Жизнь наших влюбленных проходила, таким образом, среди наслаждения, и полное согласие царило между ними. Одно лишь беспокоило Беатриче: всякий раз, как она касалась своих планов относительно будущего, Пиппо отвечал ей: – Начнем рисовать твой портрет.

– Отлично, – говорила она, – это уже давно решено. Но что ты думаешь делать после? Этот портрет не может быть выставлен публично, и когда ты его окончишь, надо будет подумать о том, чтобы создать себе имя. У тебя намечен какой-нибудь сюжет? Это будет картина исторического или религиозного содержания?

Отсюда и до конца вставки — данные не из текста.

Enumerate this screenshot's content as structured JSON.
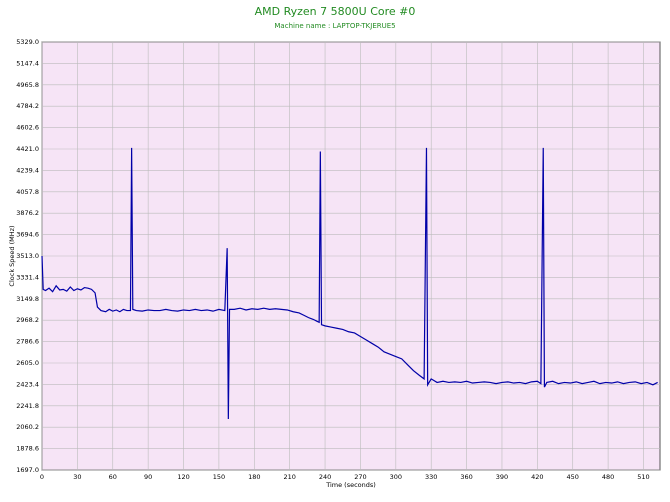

Когда Беатриче обращалась к нему с этими вопросами, то всегда выходило так, что какой-нибудь пустяк мешал ему ответить: то он поднимал платок, то застегивал пуговицы или делал еще что-нибудь в этом роде. Она начала думать, что это, может быть, тайна художника, и что Пиппо не хочет посвящать ее в свои планы; но не было человека менее способного хранить тайну и более откровенного, чем он, – по крайней мере, со своей любовницей, ибо нет любви без откровенности. «Неужели он обманул меня? – спрашивала себя Бетриче, – неужели его уступчивость была простой игрой, и, давая слово, он не думал держать его?..»

Когда у нее являлось это подозрение, она принимала серьезный и почти высокомерный вид. – Вы дали же обещание, – говорила она, – вы дали обязательство на год, – посмотрим, честный ли вы человек? – Но Пиппо зажимал ей рот поцелуем. – Начнем рисовать твой портрет! – повторял он и переводил разговор на другую тему.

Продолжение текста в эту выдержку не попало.